Between 1997 and 2010, 269 patients were treated with TEVAR, 100 of them (72 male; mean age, 68.3 years) for aneurysmal disease. An intact TAA (iTAA) was present in 49 patients and an intact TAAA (iTAAA) in 18. In 25 patients, there was a ruptured TAA or ruptured TAAA (rTAA). Eight patients were admitted with a post-traumatic TAA (pTAA). Retrospective analysis was performed from a prospectively maintained database. Primary end points were 5-year all-cause and TEVAR-related mortality. Secondary end points were causes of death, complications, and reinterventions (RIs).
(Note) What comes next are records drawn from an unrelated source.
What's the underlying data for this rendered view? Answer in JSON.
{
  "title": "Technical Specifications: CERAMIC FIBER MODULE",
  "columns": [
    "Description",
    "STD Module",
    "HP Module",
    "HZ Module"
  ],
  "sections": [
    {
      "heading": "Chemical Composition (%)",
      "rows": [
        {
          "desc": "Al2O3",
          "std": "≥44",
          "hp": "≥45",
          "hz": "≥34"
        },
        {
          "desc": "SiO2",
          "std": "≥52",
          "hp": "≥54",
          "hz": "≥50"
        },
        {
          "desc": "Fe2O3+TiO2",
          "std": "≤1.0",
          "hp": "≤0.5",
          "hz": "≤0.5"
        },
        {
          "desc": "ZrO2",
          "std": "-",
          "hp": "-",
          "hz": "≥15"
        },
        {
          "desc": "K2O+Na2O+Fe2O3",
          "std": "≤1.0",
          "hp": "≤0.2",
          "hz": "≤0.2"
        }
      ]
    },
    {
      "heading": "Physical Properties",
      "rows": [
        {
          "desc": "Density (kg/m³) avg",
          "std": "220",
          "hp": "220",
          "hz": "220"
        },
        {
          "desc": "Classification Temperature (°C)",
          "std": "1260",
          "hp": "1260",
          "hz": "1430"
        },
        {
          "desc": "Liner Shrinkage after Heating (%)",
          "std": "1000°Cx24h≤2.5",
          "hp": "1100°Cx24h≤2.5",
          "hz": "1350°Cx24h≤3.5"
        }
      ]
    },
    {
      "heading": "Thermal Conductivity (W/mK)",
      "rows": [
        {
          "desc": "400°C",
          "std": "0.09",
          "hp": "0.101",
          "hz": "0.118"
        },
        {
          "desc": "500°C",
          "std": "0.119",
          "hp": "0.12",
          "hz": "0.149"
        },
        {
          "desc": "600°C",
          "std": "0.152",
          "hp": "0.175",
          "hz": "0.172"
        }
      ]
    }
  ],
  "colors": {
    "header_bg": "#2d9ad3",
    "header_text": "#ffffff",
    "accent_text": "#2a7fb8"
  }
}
A 5-year follow-up was complete in all cases.

Results:

The overall 5-year mortality rate was 50% (40.8% in iTAA, 80% in rTAA, 12.5% in pTAA, and 50% in iTAAA, respectively; log-rank test, P = .00012). The overall procedure-related mortality was 21% (10.2% [n = 5] in iTAA, 40% [n = 10] in rTAA, 33% [n = 6] in iTAAA, and 0 in pTAA, respectively; log-rank test, P = .00013). Freedom from complication was 52%, 47.2%, and 47.2% at 1, 3, and 5 years, respectively. There were a total of 30 RIs in 25 patients. Freedom from RI was 82%, 77.8%, and 71.2% at 1, 3, and 5 years. Stepwise forward logistic regression analysis revealed rTAA and occurrence of complications were risk factors for survival (odds ratios, 7.7 and 4.2, respectively).

Conclusions:

Long-term results after TEVAR for aneurysmatic aortic disease demonstrate considerable overall and procedure-related mortality in both elective and urgent indications. Complications and RIs occur still as late events and emphasize the necessity for long-term follow-up.